Pundits may fall into the trap of talking about elections as if it’s the candidates who matter, but the way our brain works only our own feelings count. Social science studies show that our choices are generally the result of automatic processes over which our conscious brain has little control and little awareness, if any.  (You can tell if your reaction is automatic simply by determining how quickly you reach a conclusion.  If your response is whip fast it’s an automatic reaction.) Because we’re complicated we may have multiple automatic reactions.  These have to be sorted out by the conscious brain.  But all involve the emotions.  Our brain ultimately makes the decision which is the most emotionally satisfying.  Once we make a decision our brain rewards us for our decisiveness by convincing us that we have made the right decision. 

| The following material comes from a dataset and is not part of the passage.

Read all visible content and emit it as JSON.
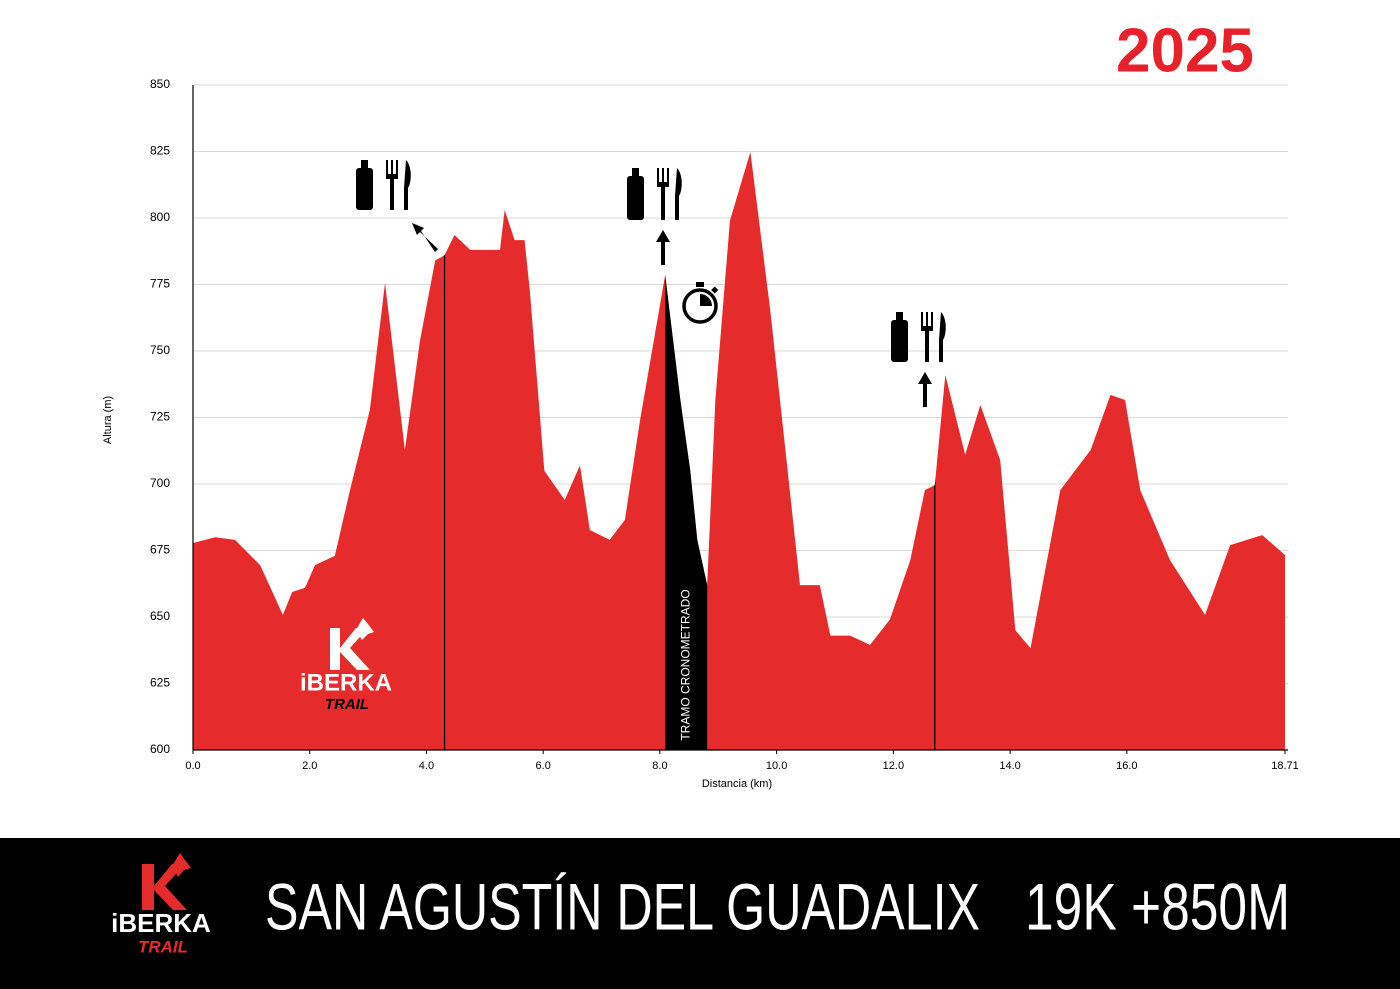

Which brings me back to Donald Trump. How he makes his voters feel is not in question.  Like nobody else in this year’s election he has validated the feelings of voters who for years have felt neglected, put upon, and vulnerable.  The mainstream media may think of them as dumb – let’s be real, this is how they’re regarded by elites – in his presence they feel smart.  Here, after all, is a billionaire businessman running for president who continually validates their suspicion of immigrants and fear of terrorists.  Elites have made them feel badly for feeling what they’ve been feeling.  Trump makes them feel good. 

This is Trump’s genius.  He’s making people scorned as dumb feel smart.  This is the big irony of the 2016 election. Who'd have thought that Trump, who plasters his name on everything he builds, would be the one candidate most sensitive to how others feel? 

Say what you will about Trump he's figured out that politics isn’t about the candidate, it’s about the voters.  This is something long-time politicians like Hillary Clinton should have learned long ago, but often have trouble remembering after spending years as the center of attention.  The result?  Even at this stage in the campaign cycle, on the eve of voting, it's not clear what her voters are supposed to be feeling when they pull the lever for her.  Is it fear?  hope?  what exactly?  The answer to that question is unknown and that it is suggests she still hasn't made a convincing case for her election. She should learn from Trump, who, no matter what happens in Iowa, has proven he knows how to appeal to voters, whether he can get them out to vote for him or not. 

I am not recommending that Hillary or other candidates mimic his demagoguery.  Trump's appeals to fear are not good for democracy.  But there are many ways to reach people on an emotional level without providing cues that trigger fear responses. Sanders has figured this out.  Hillary needs to.